FDA Approves Alemtuzumab for Relapsing Forms of Multiple Sclerosis


The FDA has approved alemtuzumab (Lemtrada) for the treatment of patients with relapsing forms of multiple sclerosis.

Genzyme announced the FDA has approved alemtuzumab (Lemtrada) for the treatment of patients with relapsing forms of multiple sclerosis (MS).

The company also noted that because of its safety profile, “the use of Lemtrada should generally be reserved for patients who have had an inadequate response to two or more drugs indicated for the treatment of MS.” Alemtuzumab is a monoclonal antibody that targets the CD52 protein, which is abundant in T and B cells.

Treatment with alemtuzumab depletes circulating T and B lymphocytes after each treatment course. The FDA approved alemtuzumab based on two randomized phase III studies that compared treatment with alemtuzumab to high-dose subcutaneous interferon beta-1a in patients with relapsing remitting MS who were either new to treatment (the CARE-MS I study) or who had relapsed while on prior therapy (CARE-MS II).
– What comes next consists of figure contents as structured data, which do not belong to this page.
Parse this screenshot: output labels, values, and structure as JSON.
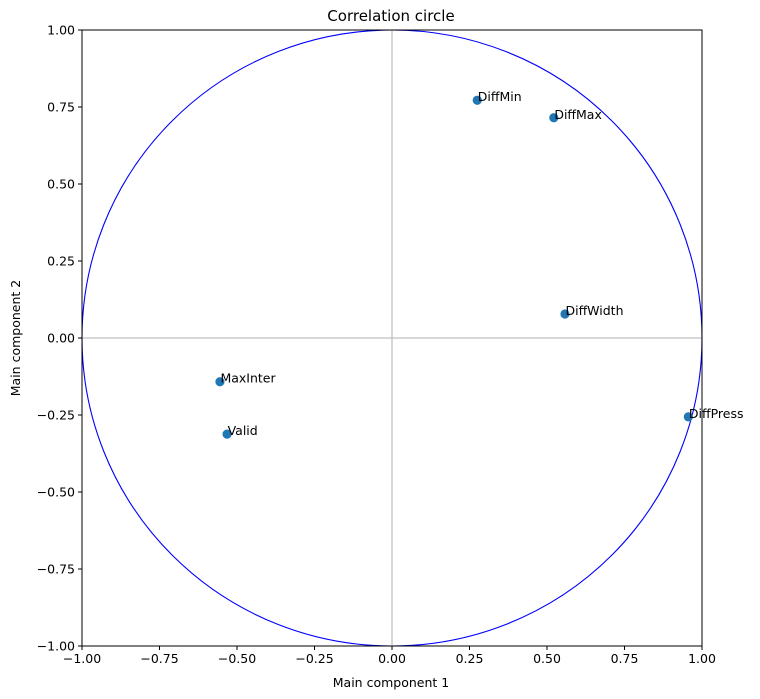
{
  "chart_data": {
    "type": "scatter",
    "title": "Correlation circle",
    "xlabel": "Main component 1",
    "ylabel": "Main component 2",
    "xlim": [
      -1.0,
      1.0
    ],
    "ylim": [
      -1.0,
      1.0
    ],
    "xticks": [
      "−1.00",
      "−0.75",
      "−0.50",
      "−0.25",
      "0.00",
      "0.25",
      "0.50",
      "0.75",
      "1.00"
    ],
    "yticks": [
      "−1.00",
      "−0.75",
      "−0.50",
      "−0.25",
      "0.00",
      "0.25",
      "0.50",
      "0.75",
      "1.00"
    ],
    "grid": false,
    "reference_lines": [
      0,
      0
    ],
    "unit_circle": true,
    "points": [
      {
        "label": "DiffMin",
        "x": 0.275,
        "y": 0.772
      },
      {
        "label": "DiffMax",
        "x": 0.522,
        "y": 0.715
      },
      {
        "label": "DiffWidth",
        "x": 0.558,
        "y": 0.078
      },
      {
        "label": "DiffPress",
        "x": 0.956,
        "y": -0.256
      },
      {
        "label": "MaxInter",
        "x": -0.555,
        "y": -0.142
      },
      {
        "label": "Valid",
        "x": -0.532,
        "y": -0.312
      }
    ],
    "colors": {
      "point": "#1f77b4",
      "circle": "#0000ff",
      "reference": "#c0c0c0"
    }
  }
}
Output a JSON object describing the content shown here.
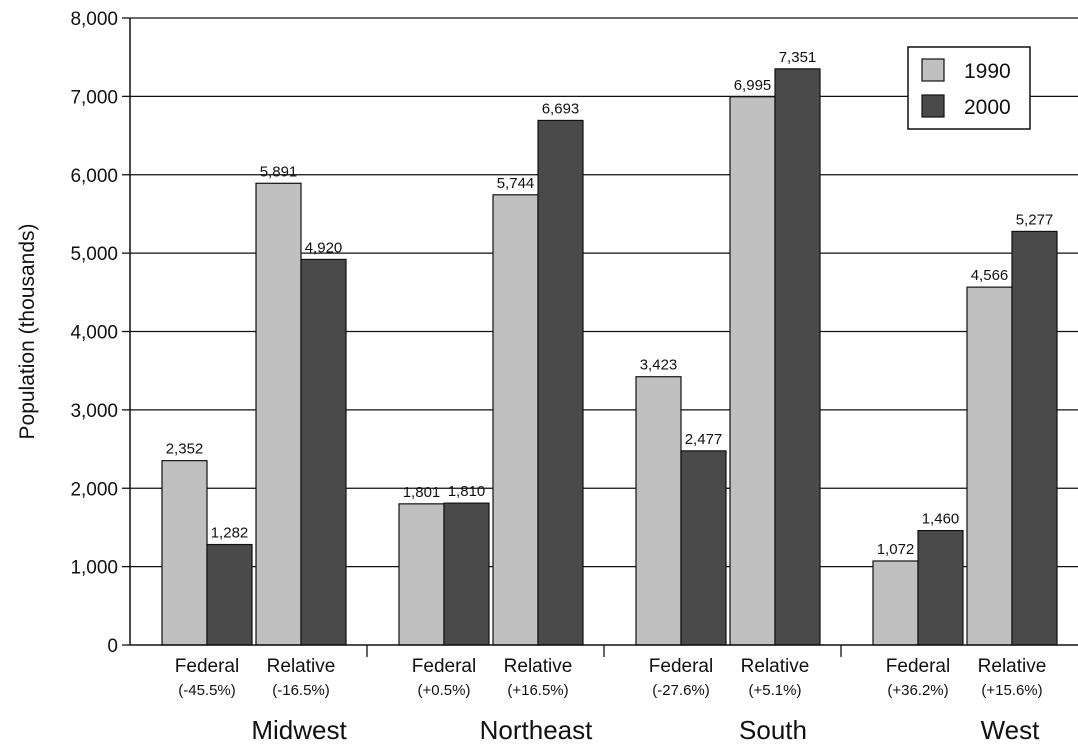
{
  "chart_data": {
    "type": "bar",
    "ylabel": "Population (thousands)",
    "ylim": [
      0,
      8000
    ],
    "yticks": [
      0,
      1000,
      2000,
      3000,
      4000,
      5000,
      6000,
      7000,
      8000
    ],
    "ytick_labels": [
      "0",
      "1,000",
      "2,000",
      "3,000",
      "4,000",
      "5,000",
      "6,000",
      "7,000",
      "8,000"
    ],
    "grid": true,
    "legend_position": "top-right",
    "series": [
      {
        "name": "1990",
        "color": "#c0c0c0"
      },
      {
        "name": "2000",
        "color": "#4a4a4a"
      }
    ],
    "regions": [
      {
        "name": "Midwest",
        "groups": [
          {
            "label": "Federal",
            "change": "(-45.5%)",
            "values": [
              2352,
              1282
            ],
            "value_labels": [
              "2,352",
              "1,282"
            ]
          },
          {
            "label": "Relative",
            "change": "(-16.5%)",
            "values": [
              5891,
              4920
            ],
            "value_labels": [
              "5,891",
              "4,920"
            ]
          }
        ]
      },
      {
        "name": "Northeast",
        "groups": [
          {
            "label": "Federal",
            "change": "(+0.5%)",
            "values": [
              1801,
              1810
            ],
            "value_labels": [
              "1,801",
              "1,810"
            ]
          },
          {
            "label": "Relative",
            "change": "(+16.5%)",
            "values": [
              5744,
              6693
            ],
            "value_labels": [
              "5,744",
              "6,693"
            ]
          }
        ]
      },
      {
        "name": "South",
        "groups": [
          {
            "label": "Federal",
            "change": "(-27.6%)",
            "values": [
              3423,
              2477
            ],
            "value_labels": [
              "3,423",
              "2,477"
            ]
          },
          {
            "label": "Relative",
            "change": "(+5.1%)",
            "values": [
              6995,
              7351
            ],
            "value_labels": [
              "6,995",
              "7,351"
            ]
          }
        ]
      },
      {
        "name": "West",
        "groups": [
          {
            "label": "Federal",
            "change": "(+36.2%)",
            "values": [
              1072,
              1460
            ],
            "value_labels": [
              "1,072",
              "1,460"
            ]
          },
          {
            "label": "Relative",
            "change": "(+15.6%)",
            "values": [
              4566,
              5277
            ],
            "value_labels": [
              "4,566",
              "5,277"
            ]
          }
        ]
      }
    ]
  }
}
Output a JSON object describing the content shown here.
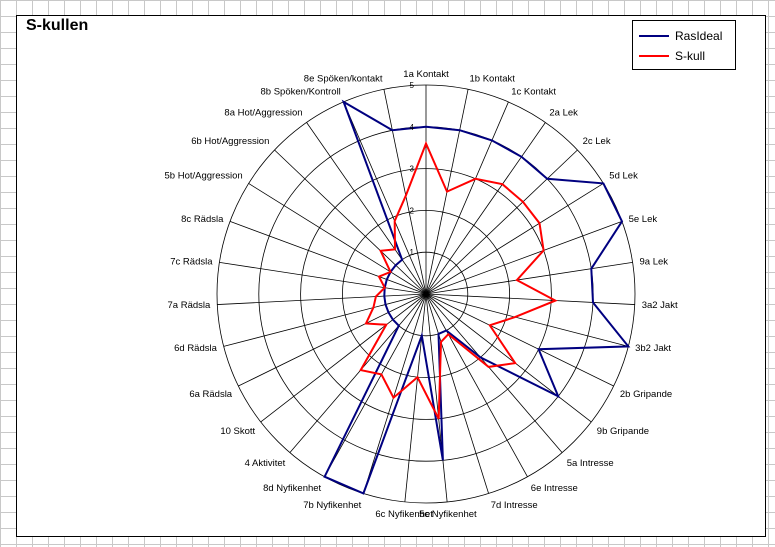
{
  "colors": {
    "background": "#ffffff",
    "grid": "#c8c8c8",
    "chart_lines": "#000000"
  },
  "chart_data": {
    "type": "radar",
    "title": "S-kullen",
    "rmax": 5,
    "ring_values": [
      1,
      2,
      3,
      4,
      5
    ],
    "ring_labels": [
      "1",
      "2",
      "3",
      "4",
      "5"
    ],
    "categories": [
      "1a Kontakt",
      "1b Kontakt",
      "1c Kontakt",
      "2a Lek",
      "2c Lek",
      "5d Lek",
      "5e Lek",
      "9a Lek",
      "3a2 Jakt",
      "3b2 Jakt",
      "2b Gripande",
      "9b Gripande",
      "5a Intresse",
      "6e Intresse",
      "7d Intresse",
      "5c Nyfikenhet",
      "6c Nyfikenhet",
      "7b Nyfikenhet",
      "8d Nyfikenhet",
      "4 Aktivitet",
      "10 Skott",
      "6a Rädsla",
      "6d Rädsla",
      "7a Rädsla",
      "7c Rädsla",
      "8c Rädsla",
      "5b Hot/Aggression",
      "6b Hot/Aggression",
      "8a Hot/Aggression",
      "8b Spöken/Kontroll",
      "8e Spöken/kontakt"
    ],
    "series": [
      {
        "name": "RasIdeal",
        "color": "#000080",
        "values": [
          4.0,
          4.0,
          4.0,
          4.0,
          4.0,
          5.0,
          5.0,
          4.0,
          4.0,
          5.0,
          3.0,
          4.0,
          2.0,
          1.0,
          1.0,
          4.0,
          1.0,
          5.0,
          5.0,
          1.0,
          1.0,
          1.0,
          1.0,
          1.0,
          1.0,
          1.0,
          1.0,
          1.0,
          1.0,
          5.0,
          4.0
        ]
      },
      {
        "name": "S-kull",
        "color": "#ff0000",
        "values": [
          3.6,
          2.5,
          3.0,
          3.2,
          3.2,
          3.2,
          3.0,
          2.2,
          3.1,
          2.2,
          1.7,
          2.7,
          2.3,
          1.1,
          1.2,
          3.0,
          2.0,
          2.6,
          2.2,
          2.4,
          1.2,
          1.6,
          1.3,
          1.2,
          1.0,
          1.2,
          1.0,
          1.5,
          1.3,
          1.9,
          2.4
        ]
      }
    ],
    "legend_position": "top-right"
  }
}
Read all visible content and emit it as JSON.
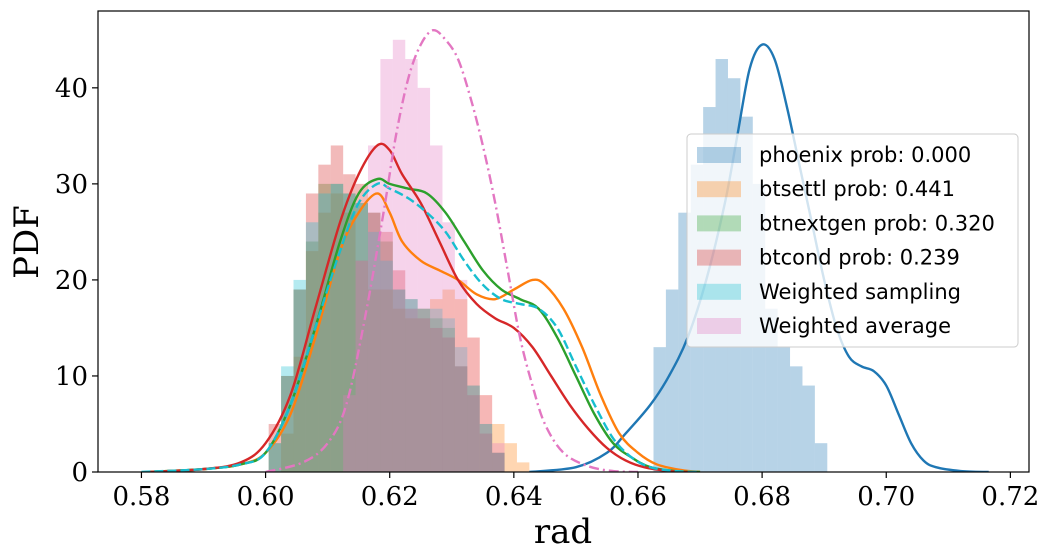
{
  "chart_data": {
    "type": "area",
    "xlabel": "rad",
    "ylabel": "PDF",
    "xlim": [
      0.573,
      0.723
    ],
    "ylim": [
      0,
      48
    ],
    "xticks": [
      "0.58",
      "0.60",
      "0.62",
      "0.64",
      "0.66",
      "0.68",
      "0.70",
      "0.72"
    ],
    "xtick_values": [
      0.58,
      0.6,
      0.62,
      0.64,
      0.66,
      0.68,
      0.7,
      0.72
    ],
    "yticks": [
      "0",
      "10",
      "20",
      "30",
      "40"
    ],
    "ytick_values": [
      0,
      10,
      20,
      30,
      40
    ],
    "legend_position": "center-right",
    "grid": false,
    "series": [
      {
        "name": "phoenix prob: 0.000",
        "color": "#1f77b4",
        "line_style": "solid",
        "bins": {
          "start": 0.6625,
          "width": 0.002,
          "heights": [
            13,
            19,
            27,
            32,
            38,
            43,
            41,
            37,
            30,
            17,
            13,
            11,
            9,
            3
          ]
        },
        "kde": {
          "x": [
            0.6425,
            0.65,
            0.655,
            0.658,
            0.662,
            0.665,
            0.668,
            0.671,
            0.674,
            0.676,
            0.678,
            0.68,
            0.682,
            0.684,
            0.686,
            0.688,
            0.69,
            0.692,
            0.694,
            0.696,
            0.698,
            0.7,
            0.702,
            0.704,
            0.706,
            0.708,
            0.712,
            0.7165
          ],
          "y": [
            0,
            0.5,
            2,
            4,
            7,
            10,
            14,
            20,
            28,
            35,
            42,
            44.5,
            43,
            38,
            32,
            26,
            20,
            15,
            12,
            11,
            10.5,
            9,
            6,
            3,
            1.2,
            0.5,
            0.1,
            0
          ]
        }
      },
      {
        "name": "btsettl prob: 0.441",
        "color": "#ff7f0e",
        "line_style": "solid",
        "bins": {
          "start": 0.6025,
          "width": 0.002,
          "heights": [
            4,
            12,
            23,
            27,
            29,
            27,
            22,
            19,
            19,
            17,
            16,
            17,
            18,
            19,
            18,
            14,
            8,
            5,
            3,
            1
          ]
        },
        "kde": {
          "x": [
            0.581,
            0.59,
            0.596,
            0.6,
            0.604,
            0.608,
            0.612,
            0.615,
            0.618,
            0.62,
            0.622,
            0.625,
            0.628,
            0.631,
            0.634,
            0.637,
            0.64,
            0.643,
            0.645,
            0.648,
            0.651,
            0.654,
            0.657,
            0.66,
            0.663,
            0.667,
            0.67
          ],
          "y": [
            0,
            0.3,
            0.8,
            2,
            6,
            14,
            23,
            27,
            29,
            27,
            24,
            22,
            21,
            20,
            18.5,
            18,
            19,
            20,
            19.5,
            17,
            13,
            8,
            4,
            2,
            0.8,
            0.2,
            0
          ]
        }
      },
      {
        "name": "btnextgen prob: 0.320",
        "color": "#2ca02c",
        "line_style": "solid",
        "bins": {
          "start": 0.6005,
          "width": 0.002,
          "heights": [
            3,
            10,
            19,
            24,
            30,
            30,
            29,
            28,
            27,
            24,
            19,
            18,
            17,
            16,
            15,
            11,
            9,
            5,
            2
          ]
        },
        "kde": {
          "x": [
            0.581,
            0.59,
            0.596,
            0.6,
            0.604,
            0.608,
            0.612,
            0.615,
            0.618,
            0.62,
            0.623,
            0.626,
            0.629,
            0.632,
            0.635,
            0.638,
            0.641,
            0.644,
            0.647,
            0.65,
            0.653,
            0.656,
            0.659,
            0.662,
            0.666,
            0.67
          ],
          "y": [
            0,
            0.3,
            0.8,
            2,
            7,
            15,
            24,
            29,
            30.5,
            30,
            29.5,
            29,
            27,
            24,
            21,
            19,
            18,
            17,
            14,
            10,
            6,
            3,
            1.5,
            0.5,
            0.1,
            0
          ]
        }
      },
      {
        "name": "btcond prob: 0.239",
        "color": "#d62728",
        "line_style": "solid",
        "bins": {
          "start": 0.6005,
          "width": 0.002,
          "heights": [
            5,
            10,
            19,
            29,
            32,
            34,
            31,
            30,
            27,
            25,
            21,
            17,
            16,
            15,
            14,
            11,
            8,
            4,
            2
          ]
        },
        "kde": {
          "x": [
            0.581,
            0.59,
            0.596,
            0.6,
            0.604,
            0.608,
            0.612,
            0.615,
            0.618,
            0.62,
            0.622,
            0.625,
            0.628,
            0.631,
            0.634,
            0.637,
            0.64,
            0.643,
            0.646,
            0.649,
            0.652,
            0.655,
            0.658,
            0.661,
            0.665,
            0.668
          ],
          "y": [
            0,
            0.3,
            1,
            3,
            8,
            17,
            26,
            31,
            34,
            33.5,
            31,
            28,
            24,
            20,
            17.5,
            16,
            15,
            13,
            10,
            7,
            4.5,
            2.5,
            1.2,
            0.5,
            0.1,
            0
          ]
        }
      },
      {
        "name": "Weighted sampling",
        "color": "#17becf",
        "line_style": "dashed",
        "bins": {
          "start": 0.6005,
          "width": 0.002,
          "heights": [
            3,
            11,
            20,
            26,
            29,
            30,
            29,
            28,
            25,
            22,
            19,
            18,
            17,
            17,
            16,
            13,
            9,
            5,
            2
          ]
        },
        "kde": {
          "x": [
            0.58,
            0.59,
            0.596,
            0.6,
            0.604,
            0.608,
            0.612,
            0.615,
            0.618,
            0.62,
            0.623,
            0.626,
            0.629,
            0.632,
            0.635,
            0.638,
            0.641,
            0.644,
            0.647,
            0.65,
            0.653,
            0.656,
            0.659,
            0.662,
            0.666,
            0.67
          ],
          "y": [
            0,
            0.3,
            0.8,
            2,
            7,
            15,
            23,
            28,
            30,
            29.5,
            28.5,
            27,
            25,
            22,
            19.5,
            18,
            17.5,
            17,
            15,
            11,
            7,
            3.5,
            1.5,
            0.5,
            0.1,
            0
          ]
        }
      },
      {
        "name": "Weighted average",
        "color": "#e377c2",
        "line_style": "dashdot",
        "bins": {
          "start": 0.6125,
          "width": 0.002,
          "heights": [
            8,
            22,
            34,
            43,
            45,
            43,
            40,
            34,
            26,
            20,
            14,
            8,
            3
          ]
        },
        "kde": {
          "x": [
            0.6,
            0.606,
            0.61,
            0.613,
            0.616,
            0.619,
            0.621,
            0.623,
            0.625,
            0.627,
            0.629,
            0.631,
            0.633,
            0.635,
            0.637,
            0.639,
            0.641,
            0.643,
            0.645,
            0.648,
            0.652,
            0.656,
            0.66
          ],
          "y": [
            0,
            1,
            3,
            7,
            16,
            27,
            35,
            41,
            44.5,
            46,
            45,
            43,
            39,
            34,
            28,
            21,
            14,
            9,
            5,
            2,
            0.6,
            0.1,
            0
          ]
        }
      }
    ]
  }
}
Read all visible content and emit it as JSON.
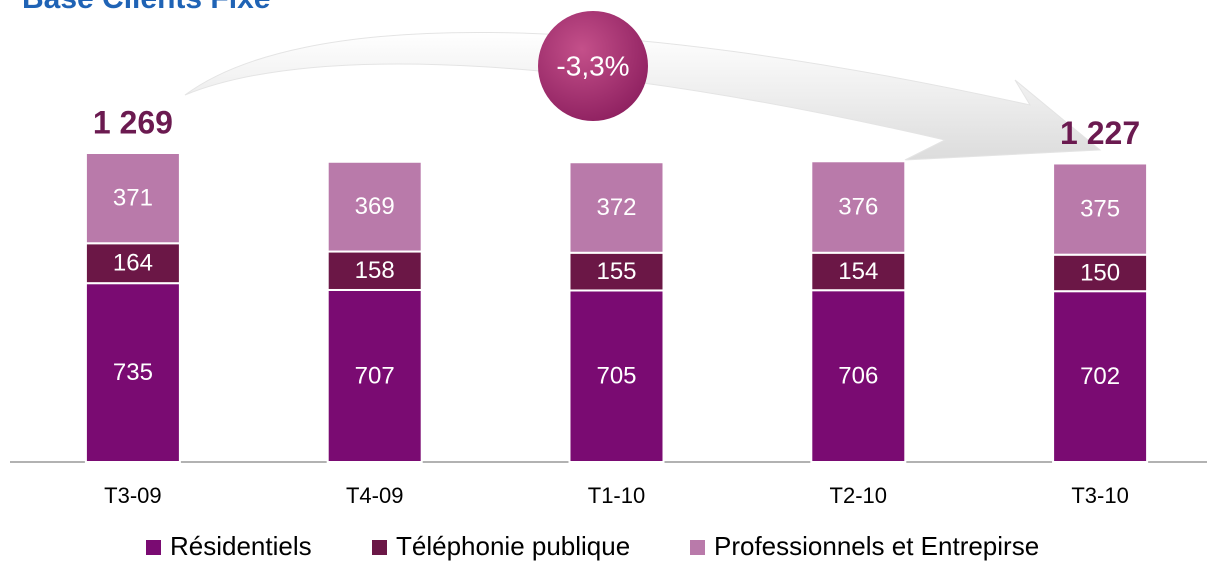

According to Genzyme, alemtuzumab was “significantly more effective than interferon beta-1a at reducing annualized relapse rates; the difference observed in slowing disability progression did not reach statistical significance.” In the CARE-MS II study, alemtuzumab was “significantly more effective than interferon beta-1a at reducing annualized relapse rates, and accumulation of disability was significantly slowed” in patients given alemtuzumab vs. interferon beta-1a. The clinical development program for alemtuzumab involved “nearly 1,500 patients with more than 6,400 patient-years of safety follow-up.”

The FDA will require the alemtuzumab label to carry a boxed warning noting that treatment with alemtuzumab is associated with “a risk of serious, sometimes fatal autoimmune conditions, serious and life-threatening infusion reactions.” The label will also note that alemtuzumab “may cause an increased risk of malignancies including thyroid cancer, melanoma and lymphoproliferative disorders.” Alemtuzumab can only be prescribed and dispensed through a restricted distribution, REMS (Risk Evaluation and Mitigation Strategy) program intended to help educate healthcare providers and patients on the serious risks associated with alemtuzumab and the appropriate periodic monitoring required to support the detection of these risks for 48 months after the last infusion.

Alemtuzumab “has a unique dosing and administration schedule of two annual treatment courses. The first treatment course is administered via intravenous infusion on five consecutive days, and the second course is administered on three consecutive days, 12 months later.”

During clinical trials, the most common side effects associated with alemtuzumab treatment were rash, headache, pyrexia, nasopharyngitis, nausea, urinary tract infection, fatigue, insomnia, upper respiratory tract infection, herpes viral infection, urticaria, pruritus, thyroid gland disorders, fungal infection, arthralgia, pain in extremity, back pain, diarrhea, sinusitis, oropharyngeal pain, paresthesia, dizziness, abdominal pain, flushing, and vomiting.

Other serious side effects include autoimmune thyroid disease, autoimmune cytopenias, infections and pneumonitis.